Major Questions Doctrine in West Virginia v. EPA
 

Host: Why don't we look at how Major Questions can be applied to the West Virginia case?

Prof. Heinzerling: Yes, so what the court did is figure out first, was this a major question? This question of deciding to enact emission reductions at power plants by looking in part at the potential of shifting electricity from coal to other kinds of power plant sources. And so the court said, “yeah that was a major question.” It was a major question. I think the court has at least six, maybe more, factors that it cites. A quite complicated multifactorial test for deciding whether something was a major question.

 

The multi-factor test – what is a major question? 
 

Host: Is it worth running through or cataloging those?

Prof. Heinzerling: Well, it has to do with economic significance, political significance, the kind of age of the statute – is it a long, extant statute the court says. Is it, has the agency acted this way before? Has Congress declined to pass a statute that tackles the same kind of problem in kind of the same way?
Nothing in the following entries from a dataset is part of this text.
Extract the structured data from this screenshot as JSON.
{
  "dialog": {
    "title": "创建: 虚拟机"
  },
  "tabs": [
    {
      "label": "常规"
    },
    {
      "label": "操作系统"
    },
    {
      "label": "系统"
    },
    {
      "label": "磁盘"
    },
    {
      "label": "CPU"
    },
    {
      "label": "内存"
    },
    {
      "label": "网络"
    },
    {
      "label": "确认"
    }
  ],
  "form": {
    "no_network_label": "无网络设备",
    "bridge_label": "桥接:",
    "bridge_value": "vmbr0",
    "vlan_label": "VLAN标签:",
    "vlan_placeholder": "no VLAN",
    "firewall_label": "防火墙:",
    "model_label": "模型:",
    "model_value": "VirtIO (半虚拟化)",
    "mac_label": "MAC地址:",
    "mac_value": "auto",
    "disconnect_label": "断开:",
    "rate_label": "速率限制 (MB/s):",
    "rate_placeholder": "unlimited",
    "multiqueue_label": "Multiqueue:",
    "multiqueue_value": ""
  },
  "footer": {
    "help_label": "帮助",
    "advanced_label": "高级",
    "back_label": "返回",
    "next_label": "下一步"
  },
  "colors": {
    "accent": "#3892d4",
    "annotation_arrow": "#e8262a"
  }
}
Is the provision an ancillary provision of the statute – what Chief Justice Roberts called a kind of backwater provision. And then once he found that this was indeed a major question, at that point the court was looking for extreme clarity. 

Host: And was the language that was found to be too, I don't know, opaque or too broad, was that the best practices approach?

Prof. Heinzerling: Yeah, the language was the best system of emission reduction. Here, just as Chief Justice Roberts said, “well that doesn't mean anything, shorn of context,” he says, “the system doesn't mean anything.” So, he doesn't find that word clear enough, partly, I think by just completely abstracting that word from its statutory context. 

Host: Under Major Questions, it doesn't matter whether or not the FDA, sorry not the FDA, it could be FDA, the EPA’s approach was brilliant, or whether it was effective or needed, all that is irrelevant if it is unclear and a major question.

Prof. Heinzerling: Correct. Correct.